三十一章

杜衫的脖子,只要一剑下去,血封喉,剑过于冰冷挨着肌肤有几分寒骨。

    “你从来都不携带剑。”杜衫开口。

    “别动。”燕飞握着剑柄加重了几分力道,深邃的眼眉骨有了一丝慌乱。

    杜衫看着铜镜,铜镜中是他自己一副淡漠的表情,“你要动手就现在动手吧,以后不会再有这样的机会。
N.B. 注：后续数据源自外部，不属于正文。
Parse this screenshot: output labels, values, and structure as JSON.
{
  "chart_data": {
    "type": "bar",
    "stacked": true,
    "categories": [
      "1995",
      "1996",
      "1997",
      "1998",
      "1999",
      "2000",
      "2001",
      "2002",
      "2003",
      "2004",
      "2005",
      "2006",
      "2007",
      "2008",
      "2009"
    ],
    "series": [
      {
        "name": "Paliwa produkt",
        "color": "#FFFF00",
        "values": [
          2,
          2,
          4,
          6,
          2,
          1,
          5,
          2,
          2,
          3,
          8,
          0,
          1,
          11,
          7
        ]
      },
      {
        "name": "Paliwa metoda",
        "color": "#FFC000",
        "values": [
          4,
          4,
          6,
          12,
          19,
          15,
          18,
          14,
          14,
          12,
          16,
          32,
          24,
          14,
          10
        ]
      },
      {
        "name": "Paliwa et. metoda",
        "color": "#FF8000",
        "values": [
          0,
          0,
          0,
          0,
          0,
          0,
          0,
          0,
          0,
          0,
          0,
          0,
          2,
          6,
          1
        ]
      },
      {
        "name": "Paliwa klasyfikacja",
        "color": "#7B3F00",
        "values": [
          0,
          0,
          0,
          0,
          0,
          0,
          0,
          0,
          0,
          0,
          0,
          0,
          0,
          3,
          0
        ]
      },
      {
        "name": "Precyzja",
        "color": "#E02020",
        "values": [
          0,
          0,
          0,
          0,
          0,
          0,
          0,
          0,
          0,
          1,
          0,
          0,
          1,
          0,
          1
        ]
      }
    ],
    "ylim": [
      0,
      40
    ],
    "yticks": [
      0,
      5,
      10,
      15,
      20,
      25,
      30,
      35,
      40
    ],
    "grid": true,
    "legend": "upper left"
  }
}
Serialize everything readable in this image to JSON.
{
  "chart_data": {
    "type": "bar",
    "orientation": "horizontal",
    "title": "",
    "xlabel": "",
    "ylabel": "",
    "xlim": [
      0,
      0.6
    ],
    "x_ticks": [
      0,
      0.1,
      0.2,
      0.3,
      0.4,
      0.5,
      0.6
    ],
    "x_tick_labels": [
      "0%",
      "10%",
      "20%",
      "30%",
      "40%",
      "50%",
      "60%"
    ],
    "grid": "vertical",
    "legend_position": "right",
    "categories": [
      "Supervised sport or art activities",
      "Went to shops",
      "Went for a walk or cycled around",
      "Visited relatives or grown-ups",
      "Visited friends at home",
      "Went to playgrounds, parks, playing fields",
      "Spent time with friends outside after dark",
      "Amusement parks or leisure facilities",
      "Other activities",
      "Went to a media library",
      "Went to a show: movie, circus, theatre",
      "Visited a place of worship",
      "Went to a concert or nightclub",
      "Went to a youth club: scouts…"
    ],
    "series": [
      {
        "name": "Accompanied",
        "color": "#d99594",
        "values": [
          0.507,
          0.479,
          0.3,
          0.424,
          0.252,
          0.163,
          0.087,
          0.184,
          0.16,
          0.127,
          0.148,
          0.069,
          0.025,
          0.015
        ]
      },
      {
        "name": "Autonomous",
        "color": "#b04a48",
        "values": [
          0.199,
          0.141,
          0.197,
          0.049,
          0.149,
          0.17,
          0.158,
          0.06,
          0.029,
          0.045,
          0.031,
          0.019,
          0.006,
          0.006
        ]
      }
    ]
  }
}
”

    “为何你还能什么事都没发生的样子,现在我最痛恨的就是你这副表情。”燕飞一直记得那晚杜衫对他的笑,那样作弄他。

    杜衫嘴角勾起一个笑,颇为不屑,“莫非要我笑才好。”

    铜镜掉落在地断成两半,燕飞一剑改为劈向台面,他下不了手,“你不要激我,代大哥对我们这么好,为何你还要背叛,莫非你的心真的是石头做的?”

    杜衫起身一个利落抓起燕飞拿剑的手腕,贴身压近,“我的心是不是石头做的,你摸摸它就知道。”

    被杜衫直勾勾注视,燕飞难堪的把头一扭,他的眼眸透着一点蓝,很多人都不敢和他这么明目张胆的对视。

    “你摸,你为什么不摸,你不是说我心是石头做的么!”杜衫开始激动道,强拉住燕飞的手腕往自己胸口戳。

    燕飞欲推开压在他身上的杜衫,可杜衫却力道惊人,只能重新把剑送上去,一双眼也有了几分恨意。

    这双眼如一盆冷水把杜衫刚点起来癫狂瞬间熄灭,他松了燕飞手腕拉开距离,“你是江湖人,江湖有江湖的道,我是官家人,官家有官家的道。”

    “我燕飞从来不听什么道,我就认我自己的一套,你背负代大哥在先就是不义,你伪装自己悬壶济世就是心有不正。”

    每一句搅得杜衫心中的伤洞越发地痛楚。

    燕飞不明白为何自己在杜衫眼睛里读出了受伤,他放下剑心有戚戚,原来心不全是石头做的。

    “你不是要了结我么!”杜衫发问。

    燕飞一掌推开门,阴湿地冷气进入屋内,“你既然在我这里没了生的意志,事已至此,我了结你现在还有何意义!”

    “再没有这样的机会能让你把剑放我脖子上。”

    燕飞皱眉回头看杜衫始终背对着他,就像一个孤零零的影子,摇摇曳曳的,当初就是被这样一个人给骗去,当他回来时知道杜衫的欺瞒,他是真的怒有那么一个人能如此玩弄他人,现在他生气不起来,反倒觉得这人让他心里产生一种怜悯的情愫,“我不稀罕你现在这样。”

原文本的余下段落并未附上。